Lizabeth Cohen, Howard Mumford Jones Professor of American Studies, Dept. of History, and Harvard University Distinguished Service Professor, will speak on “Saving America’s Cities: A New Look at Urban Renewal” on Thursday, November 12th at 6pm. Following her talk, Professor Cohen will be joined by Professor Francesca Russello Ammon and Professor Vincent Reina, both of the Department of City & Regional Planning at the Weitzman School of Design, for a conversation about cities and housing, past and present
Urban Renewal of the 1950s through 1970s has acquired a very poor reputation, much of it deserved. But reducing it to an unchanging story of urban destruction misses some important legacies and genuinely progressive goals. Those include efforts to create more socially mixed communities, to involve suburbs—not just cities–in solving metropolitan inequality, and most importantly, to hold the federal government responsible for funding more affordable housing and other urban investments, rather than turn to the private sector. Cohen will revisit this history by following the long career of Edward J. Logue, who worked to revitalize New Haven in the 1950s, became the architect of the “New Boston” in the 1960s, and later led innovative organizations in New York at the state level and in the South Bronx. She will analyze the evolution in Logue’s thinking and actions, when and how he met resistance and accommodation by communities, and what he and many others who cared about cities learned in facing the challenges of urban revitalization during the suburban boom of the second half of the 20th century.
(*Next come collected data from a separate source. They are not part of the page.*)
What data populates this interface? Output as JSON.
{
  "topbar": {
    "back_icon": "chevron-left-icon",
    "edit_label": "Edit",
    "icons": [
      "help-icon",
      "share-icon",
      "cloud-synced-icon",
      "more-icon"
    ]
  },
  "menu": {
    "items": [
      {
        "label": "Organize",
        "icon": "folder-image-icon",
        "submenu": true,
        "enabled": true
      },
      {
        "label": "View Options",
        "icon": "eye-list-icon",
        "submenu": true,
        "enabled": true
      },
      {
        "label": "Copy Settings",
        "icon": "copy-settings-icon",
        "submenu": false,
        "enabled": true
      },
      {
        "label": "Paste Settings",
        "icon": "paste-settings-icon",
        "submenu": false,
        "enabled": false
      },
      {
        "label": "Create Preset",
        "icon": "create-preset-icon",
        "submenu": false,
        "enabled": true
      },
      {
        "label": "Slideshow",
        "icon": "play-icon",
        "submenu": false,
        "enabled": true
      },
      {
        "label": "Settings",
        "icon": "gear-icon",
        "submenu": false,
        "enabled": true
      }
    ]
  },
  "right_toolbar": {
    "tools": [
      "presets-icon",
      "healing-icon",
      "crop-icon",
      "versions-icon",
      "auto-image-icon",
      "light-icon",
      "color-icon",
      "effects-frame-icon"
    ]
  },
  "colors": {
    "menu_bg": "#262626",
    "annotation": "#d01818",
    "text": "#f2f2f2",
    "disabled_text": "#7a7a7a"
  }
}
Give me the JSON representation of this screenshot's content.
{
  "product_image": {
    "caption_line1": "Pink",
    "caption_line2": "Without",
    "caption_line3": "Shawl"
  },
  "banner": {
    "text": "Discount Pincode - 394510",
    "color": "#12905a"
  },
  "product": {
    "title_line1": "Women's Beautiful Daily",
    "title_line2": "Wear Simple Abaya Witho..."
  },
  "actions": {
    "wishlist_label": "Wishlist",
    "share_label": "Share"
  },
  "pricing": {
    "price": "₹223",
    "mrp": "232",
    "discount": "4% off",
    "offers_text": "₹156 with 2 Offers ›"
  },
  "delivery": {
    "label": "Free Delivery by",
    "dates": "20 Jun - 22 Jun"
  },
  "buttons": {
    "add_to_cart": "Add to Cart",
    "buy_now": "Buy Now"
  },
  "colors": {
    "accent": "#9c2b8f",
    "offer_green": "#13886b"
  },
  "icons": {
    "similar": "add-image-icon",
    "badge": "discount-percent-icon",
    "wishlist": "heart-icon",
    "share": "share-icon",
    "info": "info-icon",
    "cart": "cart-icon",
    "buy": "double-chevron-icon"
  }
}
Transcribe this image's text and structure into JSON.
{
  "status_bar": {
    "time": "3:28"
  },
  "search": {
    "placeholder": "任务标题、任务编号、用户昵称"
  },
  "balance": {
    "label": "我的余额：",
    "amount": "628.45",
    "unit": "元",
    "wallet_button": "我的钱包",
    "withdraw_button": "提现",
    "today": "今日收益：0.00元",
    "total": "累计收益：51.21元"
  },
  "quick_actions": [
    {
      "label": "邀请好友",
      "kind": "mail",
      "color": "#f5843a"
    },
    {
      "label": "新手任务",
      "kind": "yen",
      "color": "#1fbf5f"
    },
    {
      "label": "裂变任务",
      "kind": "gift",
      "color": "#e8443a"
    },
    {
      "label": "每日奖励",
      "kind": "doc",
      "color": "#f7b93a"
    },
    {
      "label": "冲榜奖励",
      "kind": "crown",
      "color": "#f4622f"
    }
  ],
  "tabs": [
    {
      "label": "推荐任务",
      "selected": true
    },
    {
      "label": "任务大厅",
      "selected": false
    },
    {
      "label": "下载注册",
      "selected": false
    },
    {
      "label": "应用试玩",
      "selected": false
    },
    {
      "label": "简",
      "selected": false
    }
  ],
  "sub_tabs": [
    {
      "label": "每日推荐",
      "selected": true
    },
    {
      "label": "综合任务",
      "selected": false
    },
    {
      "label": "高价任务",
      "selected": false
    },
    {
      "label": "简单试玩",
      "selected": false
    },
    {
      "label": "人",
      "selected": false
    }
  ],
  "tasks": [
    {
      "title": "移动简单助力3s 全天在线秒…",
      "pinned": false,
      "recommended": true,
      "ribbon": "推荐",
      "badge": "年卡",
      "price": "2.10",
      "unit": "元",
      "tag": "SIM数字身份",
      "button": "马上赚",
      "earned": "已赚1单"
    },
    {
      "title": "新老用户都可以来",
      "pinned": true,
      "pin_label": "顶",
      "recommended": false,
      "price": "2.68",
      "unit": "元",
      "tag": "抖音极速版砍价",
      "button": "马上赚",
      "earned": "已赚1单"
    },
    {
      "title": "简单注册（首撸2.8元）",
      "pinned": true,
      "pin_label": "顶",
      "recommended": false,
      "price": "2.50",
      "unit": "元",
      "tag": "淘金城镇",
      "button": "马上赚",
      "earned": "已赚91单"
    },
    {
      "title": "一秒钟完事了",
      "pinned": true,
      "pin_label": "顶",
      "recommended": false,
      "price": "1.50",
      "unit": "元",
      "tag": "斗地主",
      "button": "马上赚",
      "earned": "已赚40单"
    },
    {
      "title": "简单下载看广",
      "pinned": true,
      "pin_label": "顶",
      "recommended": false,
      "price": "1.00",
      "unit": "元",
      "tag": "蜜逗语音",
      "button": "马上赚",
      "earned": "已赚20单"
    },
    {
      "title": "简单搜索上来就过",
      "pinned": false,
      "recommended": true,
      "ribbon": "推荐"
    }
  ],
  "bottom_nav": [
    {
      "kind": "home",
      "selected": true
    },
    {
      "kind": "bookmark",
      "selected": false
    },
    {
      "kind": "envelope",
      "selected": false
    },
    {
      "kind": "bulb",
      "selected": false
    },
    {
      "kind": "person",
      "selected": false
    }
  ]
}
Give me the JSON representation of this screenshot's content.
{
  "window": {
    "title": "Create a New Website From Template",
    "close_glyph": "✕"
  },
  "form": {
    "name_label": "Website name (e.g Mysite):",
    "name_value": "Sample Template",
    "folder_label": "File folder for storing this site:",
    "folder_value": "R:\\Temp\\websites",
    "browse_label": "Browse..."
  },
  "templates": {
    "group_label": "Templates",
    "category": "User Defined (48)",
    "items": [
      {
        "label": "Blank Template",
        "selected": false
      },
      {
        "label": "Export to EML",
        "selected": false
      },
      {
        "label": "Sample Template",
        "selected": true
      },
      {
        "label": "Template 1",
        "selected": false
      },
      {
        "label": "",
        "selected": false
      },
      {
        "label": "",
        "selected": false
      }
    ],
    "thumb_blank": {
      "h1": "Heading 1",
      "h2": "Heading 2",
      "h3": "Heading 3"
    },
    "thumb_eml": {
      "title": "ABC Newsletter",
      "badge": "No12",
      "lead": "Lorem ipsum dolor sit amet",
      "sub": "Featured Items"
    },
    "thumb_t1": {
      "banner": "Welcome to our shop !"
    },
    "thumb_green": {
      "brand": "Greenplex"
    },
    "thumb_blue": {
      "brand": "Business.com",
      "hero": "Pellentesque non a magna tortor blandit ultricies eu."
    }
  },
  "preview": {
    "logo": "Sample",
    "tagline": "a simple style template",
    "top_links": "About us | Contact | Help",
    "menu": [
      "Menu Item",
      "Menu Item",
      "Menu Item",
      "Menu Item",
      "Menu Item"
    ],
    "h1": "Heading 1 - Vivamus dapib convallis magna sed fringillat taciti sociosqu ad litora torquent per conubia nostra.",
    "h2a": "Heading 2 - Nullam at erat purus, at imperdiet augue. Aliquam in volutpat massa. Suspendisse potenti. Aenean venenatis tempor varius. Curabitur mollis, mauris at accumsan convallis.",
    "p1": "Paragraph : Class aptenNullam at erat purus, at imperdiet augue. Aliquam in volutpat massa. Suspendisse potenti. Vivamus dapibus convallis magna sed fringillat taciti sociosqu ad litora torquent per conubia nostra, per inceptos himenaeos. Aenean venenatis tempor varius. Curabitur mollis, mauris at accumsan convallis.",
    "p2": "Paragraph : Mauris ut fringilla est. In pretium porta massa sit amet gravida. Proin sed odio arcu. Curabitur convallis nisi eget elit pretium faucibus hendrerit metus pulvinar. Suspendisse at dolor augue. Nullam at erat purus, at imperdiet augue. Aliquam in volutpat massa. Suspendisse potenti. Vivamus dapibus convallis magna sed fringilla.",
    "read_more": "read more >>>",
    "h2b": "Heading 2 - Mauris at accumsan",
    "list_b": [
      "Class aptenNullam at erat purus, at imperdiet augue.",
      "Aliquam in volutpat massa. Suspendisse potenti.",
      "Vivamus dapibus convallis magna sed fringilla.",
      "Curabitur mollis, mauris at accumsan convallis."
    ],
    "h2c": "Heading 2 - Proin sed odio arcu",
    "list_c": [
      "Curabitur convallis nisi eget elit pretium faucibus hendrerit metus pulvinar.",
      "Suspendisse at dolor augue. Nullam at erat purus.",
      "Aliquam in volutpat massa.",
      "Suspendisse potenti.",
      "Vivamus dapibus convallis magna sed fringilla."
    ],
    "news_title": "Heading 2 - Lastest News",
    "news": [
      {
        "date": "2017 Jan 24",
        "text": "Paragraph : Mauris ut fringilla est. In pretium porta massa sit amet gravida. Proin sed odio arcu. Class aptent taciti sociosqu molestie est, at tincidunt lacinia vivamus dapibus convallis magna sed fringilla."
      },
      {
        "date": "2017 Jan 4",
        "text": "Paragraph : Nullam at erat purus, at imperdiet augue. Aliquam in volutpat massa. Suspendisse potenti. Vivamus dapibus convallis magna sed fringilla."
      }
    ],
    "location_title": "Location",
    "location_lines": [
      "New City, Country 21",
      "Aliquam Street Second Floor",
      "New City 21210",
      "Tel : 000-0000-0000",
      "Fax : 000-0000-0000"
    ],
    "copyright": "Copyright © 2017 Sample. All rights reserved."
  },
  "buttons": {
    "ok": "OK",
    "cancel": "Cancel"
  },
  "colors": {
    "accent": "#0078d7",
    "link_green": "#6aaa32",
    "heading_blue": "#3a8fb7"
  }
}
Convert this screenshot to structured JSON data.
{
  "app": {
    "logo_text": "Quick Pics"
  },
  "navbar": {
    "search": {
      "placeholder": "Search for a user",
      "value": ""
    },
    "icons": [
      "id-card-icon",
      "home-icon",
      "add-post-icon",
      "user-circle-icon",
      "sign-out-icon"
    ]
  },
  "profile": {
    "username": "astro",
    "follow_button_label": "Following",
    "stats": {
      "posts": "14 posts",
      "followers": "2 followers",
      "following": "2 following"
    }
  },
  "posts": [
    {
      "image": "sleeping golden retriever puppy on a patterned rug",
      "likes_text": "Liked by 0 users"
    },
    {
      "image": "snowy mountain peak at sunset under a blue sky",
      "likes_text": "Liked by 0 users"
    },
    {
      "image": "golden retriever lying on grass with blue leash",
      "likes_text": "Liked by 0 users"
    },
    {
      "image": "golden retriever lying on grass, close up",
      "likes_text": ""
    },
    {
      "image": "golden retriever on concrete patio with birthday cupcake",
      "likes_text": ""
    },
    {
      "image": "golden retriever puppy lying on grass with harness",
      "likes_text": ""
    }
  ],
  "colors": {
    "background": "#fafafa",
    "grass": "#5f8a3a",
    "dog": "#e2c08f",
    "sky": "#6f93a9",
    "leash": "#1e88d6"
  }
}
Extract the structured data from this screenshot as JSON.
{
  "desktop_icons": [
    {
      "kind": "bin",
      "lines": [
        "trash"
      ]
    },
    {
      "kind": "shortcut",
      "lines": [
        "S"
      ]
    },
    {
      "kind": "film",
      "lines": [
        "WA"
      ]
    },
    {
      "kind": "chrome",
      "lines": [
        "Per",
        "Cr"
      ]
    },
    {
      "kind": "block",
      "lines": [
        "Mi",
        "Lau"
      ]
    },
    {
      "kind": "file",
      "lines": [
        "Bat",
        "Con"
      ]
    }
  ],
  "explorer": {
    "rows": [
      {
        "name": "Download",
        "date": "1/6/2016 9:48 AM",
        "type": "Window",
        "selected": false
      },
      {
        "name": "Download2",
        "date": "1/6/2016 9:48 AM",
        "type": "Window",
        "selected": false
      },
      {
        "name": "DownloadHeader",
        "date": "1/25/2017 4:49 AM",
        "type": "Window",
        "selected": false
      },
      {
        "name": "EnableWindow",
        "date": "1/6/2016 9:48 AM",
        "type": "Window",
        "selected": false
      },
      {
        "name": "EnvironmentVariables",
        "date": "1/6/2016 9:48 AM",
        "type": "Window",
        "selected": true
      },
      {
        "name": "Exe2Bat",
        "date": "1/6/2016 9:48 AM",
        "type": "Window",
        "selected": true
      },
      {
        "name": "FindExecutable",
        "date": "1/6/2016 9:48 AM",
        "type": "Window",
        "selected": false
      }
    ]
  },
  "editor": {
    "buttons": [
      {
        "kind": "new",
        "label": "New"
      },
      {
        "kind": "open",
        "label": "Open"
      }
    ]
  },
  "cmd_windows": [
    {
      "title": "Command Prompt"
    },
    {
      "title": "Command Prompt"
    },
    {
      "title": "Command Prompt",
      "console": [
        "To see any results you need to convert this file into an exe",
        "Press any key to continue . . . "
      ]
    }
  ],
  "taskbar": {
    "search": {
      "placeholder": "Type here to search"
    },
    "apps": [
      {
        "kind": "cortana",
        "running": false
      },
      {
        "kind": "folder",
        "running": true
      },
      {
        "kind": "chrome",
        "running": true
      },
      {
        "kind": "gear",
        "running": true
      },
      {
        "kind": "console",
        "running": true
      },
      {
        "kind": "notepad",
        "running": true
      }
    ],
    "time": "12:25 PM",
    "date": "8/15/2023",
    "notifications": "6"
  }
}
Lizabeth Cohen is the Howard Mumford Jones Professor of American Studies and a Harvard University Distinguished Service Professor in the Department of History at Harvard. From 2011-18 she was the dean of the Radcliffe Institute for Advanced Study. In addition to Saving America’s Cities: Ed Logue and the Struggle to Renew Urban America in the Suburban Age, which recently won the 2020 Bancroft Prize in American History, previous books include Making a New Deal: Industrial Workers in Chicago, 1919-1939, also winner of the Bancroft Prize and a finalist for the Pulitzer, and A Consumers’ Republic: The Politics of Mass Consumption in Postwar America. Her writings have appeared as well in many edited volumes, academic journals, and popular venues, including The Atlantic, New York Times, the Washington Post, and the American Prospect.